Experimental Study on Tertiary Creep Behavior of Soils in Ring-shear Tests and Its Implication for the Failure-time Forecast of Landslides
概要
これまで斜面の三次クリープ変形における速度と加速度がべき乗則の関係にあることが見いだされており,この関係に基づいた地すべり崩壊時刻の予測方法は世界的に広く応用されている.しかし,三次クリープの発現機構は未だに明確になっていない.そこで本研究では,降雨や斜面の地形改変に伴う応力変化による斜面のクリープ挙動に注目し,室内実験によって土層のクリープ変動メカニズムを検討した.論文は 5章より構成され,1章では研究の背景と目的,2章では対象の試料及び実験手法,3章では実験結果,4章では実験結果に基づくクリープ挙動の解釈及び今後の課題,5章では結論について述べられている.
実験材料は,地すべり地から採取した粘性土,珪砂,及び珪砂とベントナイトの混合物を用いた.これらを大型リング試験装置の供試体とし,飽和状態で一定の初期垂直応力とせん断応力状態下で圧密した後で,水圧を上昇させる,垂直応力を低下させる,及びせん断応力を上昇させる試験方法でせん断試験を行った.そして,せん断破壊に至るまでのクリープ変形,及びそれに基づいて解析した変位速度と加速度との関係について検討を行った.その結果,いずれの実験において,三次クリープ変形時の速度と加速度の間のべき乗則が確認された.しかし,べき数αと比例係数Aは,試料,せん断方法及びせん断履歴によって異なり,以下の特徴がある事が判明した.
1. 水圧を上昇させる,あるいは垂直応力を低下させる条件下における実験では,三次クリープ変形において,速度の増加に伴って,加速度がゆっくりと増大する(ステージ I),小さくなる(ステージ II),及び急速に大きくなる(ステージ III)と三つのステージに分けられる.ステージ I と III における速度と加速度の間のべき乗則が確認された.そして,ステージ I と III におけるべき数 α と比例係数 A が異なり,ステージ III におけるべき数 α が大きいことが分かった.また,試料の粘土含有率が多くなると, このような複数ステージ現象がなくなる.
2. せん断応力を上昇させる実験,及びすべり面やせん断ゾーンがすでに形成されている試料を対象にした実験では,複数ステージ現象が生じず,安定した速度-加速度のべき乗則を示す.

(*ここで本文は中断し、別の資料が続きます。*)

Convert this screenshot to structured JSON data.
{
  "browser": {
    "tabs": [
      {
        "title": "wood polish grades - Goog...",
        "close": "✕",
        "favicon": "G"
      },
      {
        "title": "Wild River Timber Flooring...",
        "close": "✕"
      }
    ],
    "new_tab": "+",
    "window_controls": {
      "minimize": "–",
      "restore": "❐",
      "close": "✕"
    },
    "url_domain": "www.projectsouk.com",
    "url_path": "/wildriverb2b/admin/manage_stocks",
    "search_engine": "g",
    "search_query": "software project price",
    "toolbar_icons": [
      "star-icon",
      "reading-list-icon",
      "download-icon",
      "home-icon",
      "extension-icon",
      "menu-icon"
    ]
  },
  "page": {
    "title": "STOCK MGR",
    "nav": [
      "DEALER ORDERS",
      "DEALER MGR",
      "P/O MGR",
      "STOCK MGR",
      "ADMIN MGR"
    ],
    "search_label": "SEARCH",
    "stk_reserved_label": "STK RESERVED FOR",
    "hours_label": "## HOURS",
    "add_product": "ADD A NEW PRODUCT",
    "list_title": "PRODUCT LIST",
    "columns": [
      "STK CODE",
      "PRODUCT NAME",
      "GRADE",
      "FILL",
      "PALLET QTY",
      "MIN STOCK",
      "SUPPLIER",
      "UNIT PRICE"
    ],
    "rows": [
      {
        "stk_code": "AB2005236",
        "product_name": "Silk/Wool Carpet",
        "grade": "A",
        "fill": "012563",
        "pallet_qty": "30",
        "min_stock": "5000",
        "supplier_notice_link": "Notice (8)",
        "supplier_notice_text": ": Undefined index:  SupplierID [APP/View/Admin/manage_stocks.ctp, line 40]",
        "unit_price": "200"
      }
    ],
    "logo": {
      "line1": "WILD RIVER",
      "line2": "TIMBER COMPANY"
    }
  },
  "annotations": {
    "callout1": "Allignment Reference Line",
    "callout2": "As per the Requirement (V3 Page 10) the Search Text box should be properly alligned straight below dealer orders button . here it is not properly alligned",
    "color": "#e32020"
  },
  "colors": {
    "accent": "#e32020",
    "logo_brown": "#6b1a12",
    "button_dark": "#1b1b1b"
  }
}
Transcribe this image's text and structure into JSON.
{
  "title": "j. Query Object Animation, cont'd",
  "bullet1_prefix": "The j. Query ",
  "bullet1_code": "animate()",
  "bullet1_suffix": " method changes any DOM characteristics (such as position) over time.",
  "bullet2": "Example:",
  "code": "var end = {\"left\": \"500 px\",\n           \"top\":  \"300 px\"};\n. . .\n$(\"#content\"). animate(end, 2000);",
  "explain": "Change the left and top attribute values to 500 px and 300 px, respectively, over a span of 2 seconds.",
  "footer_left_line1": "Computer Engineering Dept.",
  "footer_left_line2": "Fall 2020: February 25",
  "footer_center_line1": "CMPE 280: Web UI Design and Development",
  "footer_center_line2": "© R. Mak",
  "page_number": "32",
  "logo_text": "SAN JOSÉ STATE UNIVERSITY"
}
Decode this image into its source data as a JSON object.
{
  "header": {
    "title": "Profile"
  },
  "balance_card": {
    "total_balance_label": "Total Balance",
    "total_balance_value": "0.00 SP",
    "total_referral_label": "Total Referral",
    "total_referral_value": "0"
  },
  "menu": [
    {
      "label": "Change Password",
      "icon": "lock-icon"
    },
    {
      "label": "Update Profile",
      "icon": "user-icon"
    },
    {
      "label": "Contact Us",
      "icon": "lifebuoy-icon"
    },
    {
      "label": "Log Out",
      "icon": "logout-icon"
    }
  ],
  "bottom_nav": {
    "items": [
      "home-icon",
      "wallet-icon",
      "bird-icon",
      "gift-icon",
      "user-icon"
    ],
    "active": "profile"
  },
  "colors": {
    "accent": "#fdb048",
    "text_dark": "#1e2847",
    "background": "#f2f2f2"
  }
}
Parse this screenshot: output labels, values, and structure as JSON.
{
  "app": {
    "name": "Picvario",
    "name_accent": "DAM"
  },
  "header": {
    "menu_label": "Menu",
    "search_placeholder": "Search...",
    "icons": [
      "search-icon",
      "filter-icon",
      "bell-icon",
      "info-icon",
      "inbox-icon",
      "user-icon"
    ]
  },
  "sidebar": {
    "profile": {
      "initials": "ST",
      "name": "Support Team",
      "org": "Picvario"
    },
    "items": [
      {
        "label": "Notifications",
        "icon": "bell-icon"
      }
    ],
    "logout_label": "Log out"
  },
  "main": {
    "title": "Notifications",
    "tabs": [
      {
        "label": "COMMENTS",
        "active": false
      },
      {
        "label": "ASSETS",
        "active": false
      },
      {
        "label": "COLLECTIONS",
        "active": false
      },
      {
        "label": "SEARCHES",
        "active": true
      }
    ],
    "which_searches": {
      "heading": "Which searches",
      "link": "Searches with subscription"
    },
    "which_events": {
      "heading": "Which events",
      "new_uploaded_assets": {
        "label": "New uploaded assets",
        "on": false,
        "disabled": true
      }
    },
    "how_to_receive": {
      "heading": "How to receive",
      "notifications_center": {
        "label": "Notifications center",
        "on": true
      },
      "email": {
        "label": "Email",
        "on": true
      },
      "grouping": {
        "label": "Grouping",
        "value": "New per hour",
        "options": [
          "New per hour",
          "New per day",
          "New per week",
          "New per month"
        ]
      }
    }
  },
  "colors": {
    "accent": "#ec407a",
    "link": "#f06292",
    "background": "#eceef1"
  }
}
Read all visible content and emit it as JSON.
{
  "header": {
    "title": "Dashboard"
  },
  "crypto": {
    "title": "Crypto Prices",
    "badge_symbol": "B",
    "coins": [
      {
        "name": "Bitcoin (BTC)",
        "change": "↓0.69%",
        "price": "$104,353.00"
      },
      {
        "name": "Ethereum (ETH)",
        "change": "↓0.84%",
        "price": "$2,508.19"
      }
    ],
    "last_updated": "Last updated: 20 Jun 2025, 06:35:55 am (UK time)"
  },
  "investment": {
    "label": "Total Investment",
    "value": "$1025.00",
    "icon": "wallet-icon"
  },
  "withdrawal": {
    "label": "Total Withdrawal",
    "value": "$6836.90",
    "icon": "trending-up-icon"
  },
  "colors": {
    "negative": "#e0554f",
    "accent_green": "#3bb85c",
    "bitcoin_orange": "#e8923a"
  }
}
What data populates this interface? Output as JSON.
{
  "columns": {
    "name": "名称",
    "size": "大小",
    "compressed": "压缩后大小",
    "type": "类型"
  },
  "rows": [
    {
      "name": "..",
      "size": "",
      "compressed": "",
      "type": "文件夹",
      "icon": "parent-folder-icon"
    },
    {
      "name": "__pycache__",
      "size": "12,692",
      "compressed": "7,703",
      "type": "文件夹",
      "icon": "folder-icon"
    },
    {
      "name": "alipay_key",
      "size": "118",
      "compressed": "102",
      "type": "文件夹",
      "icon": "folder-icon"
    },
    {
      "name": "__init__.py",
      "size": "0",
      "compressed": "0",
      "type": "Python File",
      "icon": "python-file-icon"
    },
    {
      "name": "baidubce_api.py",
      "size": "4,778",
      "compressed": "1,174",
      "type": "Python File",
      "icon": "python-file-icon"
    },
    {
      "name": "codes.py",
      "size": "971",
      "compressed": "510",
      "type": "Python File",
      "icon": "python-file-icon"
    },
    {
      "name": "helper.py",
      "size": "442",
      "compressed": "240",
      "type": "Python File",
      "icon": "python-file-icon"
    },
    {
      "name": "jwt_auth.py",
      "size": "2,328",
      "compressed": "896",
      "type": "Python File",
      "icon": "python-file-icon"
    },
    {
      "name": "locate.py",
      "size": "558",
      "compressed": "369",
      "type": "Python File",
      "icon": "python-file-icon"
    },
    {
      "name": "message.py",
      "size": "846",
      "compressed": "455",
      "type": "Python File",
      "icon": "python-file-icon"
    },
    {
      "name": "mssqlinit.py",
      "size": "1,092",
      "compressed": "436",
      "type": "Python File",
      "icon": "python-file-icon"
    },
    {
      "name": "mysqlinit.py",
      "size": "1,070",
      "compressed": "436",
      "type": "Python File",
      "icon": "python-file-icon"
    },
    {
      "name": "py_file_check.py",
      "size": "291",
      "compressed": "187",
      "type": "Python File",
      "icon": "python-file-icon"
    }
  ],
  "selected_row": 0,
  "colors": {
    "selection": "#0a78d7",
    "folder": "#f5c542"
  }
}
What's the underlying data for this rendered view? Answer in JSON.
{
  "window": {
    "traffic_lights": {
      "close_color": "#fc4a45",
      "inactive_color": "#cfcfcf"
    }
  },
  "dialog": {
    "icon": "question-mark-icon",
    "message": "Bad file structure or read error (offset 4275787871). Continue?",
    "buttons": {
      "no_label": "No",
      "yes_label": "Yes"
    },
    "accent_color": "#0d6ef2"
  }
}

3. べき数 α と比例係数 A には,明確な依存関係がある.
水圧を上昇させる,あるいは垂直応力を低下させる条件下でのせん断実験で認められたα値の変化は,有効応力の低下によって,土層全体内での体積変化からせん断ゾーンの形成に伴う局所的せん断変形への変形メカニズムの変遷を示唆する.破壊直前における試料の体積変化が少ないことから,試料においてせん断変形がより局所的に生じていることと,形成されたせん断面の粗度がより少なくなったことが推測される.また,せん断履歴がある試料において,観測された体積の変化が少ないことより,せん断に伴う変形が,集中的に既存のせん断ゾーンにおいて生じていると推測される.これによって,α値の変化はなかったと考えられる.さらに,本研究で得られたα値及びその変化機構の解明により,より信頼性の高い地すべり崩壊時刻の予測手法を開発する可能性を論じた.